Festansprache des norwegischen Staatssekretärs Bård Glad Pedersen zum Kieler Frieden

Letzte Aktualisierung: 14.01.2014 // Kiel, 14. Januar 2014.

Sehr geehrter Herr Landtagspräsident,

sehr geehrter Herr Ministerpräsident,

sehr geehrter Herr Bürgermeister,

sehr geehrter Herr Stortingspräsident,

liebe Freundinnen und Freunde Deutschlands und Norwegens,

Hier in Kiel, im Januar 1814, bekam Norwegen eine Chance. Eine Chance, aus einer Provokation gegen das norwegische Volk einen Weg zur norwegischer Unabhängigkeit zu machen.

„Als die Nachricht vom Frieden kam, wurden alle Norweger zornig [...]“, wird Schulleiter Raabe zitiert. „Es gab nicht einen Norweger, der es sich gefallen lassen wollte, dass sein Vaterland als eine Provinz vom einen König an den anderen übergegeben wird.“ (Rektor H. Raabe, Vorsitzender der Norwegischen Lehrervereinigung, 1914).

„Eine Herde von Rindviechern“, wie wir genannt wurden – das war dann doch zu starker Tobak.

Der Funken des norwegischen Unanhängigkeitsgedankens war entzündet.

1814, als Norwegen von Dänemark getrennt wurde und neue Grenzen zwischen Dänemark und dem damaligen Schleswig-Holstein gezogen wurden, entstand der neue Norden. Und für Norwegen war 1814 das Jahr, in dem die Grundlage für unsere norwegische Unabhängigkeit geschaffen wurde. Im Frühjahr 1814 erhielt Norwegen die einzigartige Möglichkeit, seine eigene Verfassung zu schreiben. Eine Grundlage, auf der wir seit 200 Jahren unsere Identität und unsere Werte aufbauen.

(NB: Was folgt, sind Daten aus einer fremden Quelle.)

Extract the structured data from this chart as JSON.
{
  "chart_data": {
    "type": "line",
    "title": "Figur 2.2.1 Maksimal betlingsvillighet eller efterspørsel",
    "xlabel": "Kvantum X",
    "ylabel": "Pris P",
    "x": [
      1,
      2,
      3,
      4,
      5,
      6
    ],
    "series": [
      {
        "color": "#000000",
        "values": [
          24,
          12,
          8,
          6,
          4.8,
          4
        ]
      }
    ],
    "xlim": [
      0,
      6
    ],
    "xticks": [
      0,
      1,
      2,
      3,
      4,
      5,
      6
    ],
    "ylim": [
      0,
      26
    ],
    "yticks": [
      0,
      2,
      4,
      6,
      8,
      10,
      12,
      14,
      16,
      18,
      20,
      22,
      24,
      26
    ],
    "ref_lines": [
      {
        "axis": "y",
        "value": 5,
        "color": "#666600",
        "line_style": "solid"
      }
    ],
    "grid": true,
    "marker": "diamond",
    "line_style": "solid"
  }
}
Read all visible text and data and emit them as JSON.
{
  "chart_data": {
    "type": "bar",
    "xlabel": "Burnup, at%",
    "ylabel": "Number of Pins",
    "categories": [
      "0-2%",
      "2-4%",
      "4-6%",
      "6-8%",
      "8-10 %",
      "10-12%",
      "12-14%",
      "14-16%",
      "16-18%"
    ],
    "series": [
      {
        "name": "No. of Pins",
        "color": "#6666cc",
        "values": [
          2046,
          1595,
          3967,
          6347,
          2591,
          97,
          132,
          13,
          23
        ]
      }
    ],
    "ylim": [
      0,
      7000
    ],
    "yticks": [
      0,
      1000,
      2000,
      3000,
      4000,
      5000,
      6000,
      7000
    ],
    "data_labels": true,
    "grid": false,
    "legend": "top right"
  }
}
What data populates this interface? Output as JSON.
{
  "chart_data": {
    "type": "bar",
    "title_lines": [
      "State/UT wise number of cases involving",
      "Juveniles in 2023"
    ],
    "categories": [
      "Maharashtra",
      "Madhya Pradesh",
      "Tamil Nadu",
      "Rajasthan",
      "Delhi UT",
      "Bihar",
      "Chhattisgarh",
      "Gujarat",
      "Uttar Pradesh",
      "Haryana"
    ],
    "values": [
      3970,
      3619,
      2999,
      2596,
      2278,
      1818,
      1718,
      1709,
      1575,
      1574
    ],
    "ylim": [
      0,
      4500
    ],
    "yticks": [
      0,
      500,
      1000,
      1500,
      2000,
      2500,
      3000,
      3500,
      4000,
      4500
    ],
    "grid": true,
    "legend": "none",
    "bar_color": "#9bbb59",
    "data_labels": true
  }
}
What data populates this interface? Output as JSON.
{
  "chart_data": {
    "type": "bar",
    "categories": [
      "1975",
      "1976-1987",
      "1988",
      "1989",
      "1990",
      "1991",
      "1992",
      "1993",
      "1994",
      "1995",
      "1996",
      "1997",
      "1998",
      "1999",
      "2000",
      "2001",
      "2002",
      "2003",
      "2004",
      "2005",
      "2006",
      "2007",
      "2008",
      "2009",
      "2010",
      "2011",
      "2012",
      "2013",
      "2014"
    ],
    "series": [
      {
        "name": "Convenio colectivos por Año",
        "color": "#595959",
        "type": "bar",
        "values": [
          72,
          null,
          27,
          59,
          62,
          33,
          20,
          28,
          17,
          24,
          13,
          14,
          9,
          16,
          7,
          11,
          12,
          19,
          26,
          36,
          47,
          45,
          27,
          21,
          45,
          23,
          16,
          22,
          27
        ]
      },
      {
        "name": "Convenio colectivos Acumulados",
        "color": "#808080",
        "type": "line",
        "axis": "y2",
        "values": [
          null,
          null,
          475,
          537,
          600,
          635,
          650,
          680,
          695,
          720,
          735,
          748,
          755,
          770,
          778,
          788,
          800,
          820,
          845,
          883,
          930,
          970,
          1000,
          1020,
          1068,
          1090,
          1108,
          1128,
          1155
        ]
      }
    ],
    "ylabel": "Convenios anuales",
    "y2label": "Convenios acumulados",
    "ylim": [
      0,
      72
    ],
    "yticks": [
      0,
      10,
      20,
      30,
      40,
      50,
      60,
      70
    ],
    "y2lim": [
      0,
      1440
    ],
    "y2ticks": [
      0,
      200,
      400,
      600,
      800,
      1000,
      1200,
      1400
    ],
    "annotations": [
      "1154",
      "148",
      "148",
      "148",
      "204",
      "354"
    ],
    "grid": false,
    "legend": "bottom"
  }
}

Denn wie wird die Identität eines Landes definiert?

Wie wird Zusammengehörigkeit geschaffen?

Was verbindet ein Volk?

Es ist die Suche nach einer gemeinsamen Geschichte, einer gemeinsamen Überzeugung, einem gemeinsamen Projekt – das ist es, was Zusammenhalt zwischen Menschen schafft. Oder im umgekehrten Fall: Die Abwesenheit einer solchen gemeinsamen Grundlage kann zur Spaltung eines Volkes führen.

Am 17. Mai 1814 legte Norwegen die Grundlage, um ein unabhängiges und demokratisches Land zu werden. Mit einer eigenen Verfassung und einem gewählten König.

Es gibt wohl wenige norwegische Traditionen, die uns mit mehr Stolz erfüllen oder die international mehr positives Aufsehen erregen, als unser 17. Mai. Und nicht nur, dass wir unseren Nationaltag feiern. Nicht nur, dass wir die Unterzeichnung der Verfassung von Eidsvoll im Jahr 1814 feiern. Nein, nicht zuletzt ist die Art, wie wir feiern, wichtig.

Keine Militärparade. Stattdessen sind die Straßen voller Kinder und Jugendlicher mit ihren Flaggen und Nationaltrachten – einige auch mit Kopftuch. So zeigt Norwegen seine Stärke, seinen Glauben an die Zukunft und die kommenden Generationen.

Am 17. Mai feiern wir Demokratie und Meinungsfreiheit. Und die Gewissheit, dass Konflikte auf friedliche Weise gelöst werden können.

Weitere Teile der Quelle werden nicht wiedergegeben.